Vanessa Beecroft, Italy, 1969
Vanessa Beecroft is a contemporary artist who currently lives in Los Angeles, California. She does many different forms of art. Her drawings primarily consist of simple sketches of parts of the human body or objects, such as clothing, that are shaped like the human body. Most of her paintings are of the human head or face, and the majority of the subjects seem to be female. She has also created many sculptures, predominantly featuring women as mothers or wives. What Beecroft is most known for though is her performance art. For most of her performance art, she uses large groups of live models. These models stand in some sort of organized formation and remain completely motionless. Her models are generally nude females but she has done a few performances with males dressed in some kind of matching work uniform. Her models are usually all connected by various characteristics such as having the same skin tone or hair color. Quite often, all her models wear the same pair of shoes. In some of her early performance art, she had girls in matching outfits and wigs arranged to stand still or move slowly, and the audience became part of the piece as they did the same while viewing the show. Beecroft’s performances are considered to be fashionable and theatrical, and many people view her as a feminist.

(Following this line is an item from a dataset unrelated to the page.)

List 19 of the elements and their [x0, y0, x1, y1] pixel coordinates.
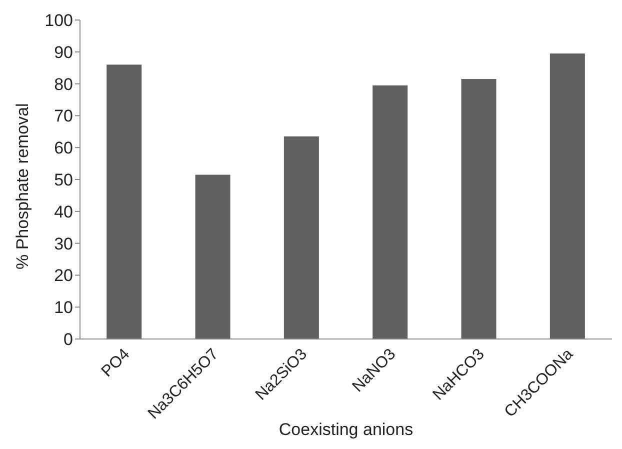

Vanessa Beecroft is conceptual and contemporary artist. Art Dealer Jeffrey Deitch described her art by saying, “Her work comes out very much from the tradition of Italian painting and sculpture - Italian Mannerist painting, Baroque painting, sculptors like Canova - and the tradition of performance art: Duchamp, Yves Klein, Gilbert and George.” When she was fourteen years old, she went to an art school called Civico Liceo Artistico Nicolo' Barabino located in Genoa, Italy. Four years later, she went to Accademia Ligustica Di Belle Arti, also located in Genoa, Italy. After a year, she went to Accademia Di Belle Arti Di Brera in Milan, Italy. Beecroft is sometimes called sexist and some see her as feminist because of her predominant use of women. These women are generally models and are very skinny. This is because Beecroft suffered many eating and exercising disorders throughout her life. She became obsessed with her food intake and body image at an early age, and it carried over into her art.
I picked Vanessa Beecroft initially because the images of her work interested and intrigued me. She seemed to have a fascination with the human figure, especially the female figure, which I also have an obsession with. Upon further research, I found out that Beecroft and I have quite a bit more in common, and she has become a huge inspiration to me. When she was a child, she mostly played with boys and was frustrated at age 12 when her body began to look like a girl’s. I too was a tomboy as a child and resisted femininity as long as I could. And now that I am older, just like Beecroft, I have a fascination with feminism and the female figure. Another similarity I have is that I also struggled with and overcame an eating disorder and kept a food journal as well. Because I can relate to her in those ways, I feel like I can relate to her work even more than when I initially saw it.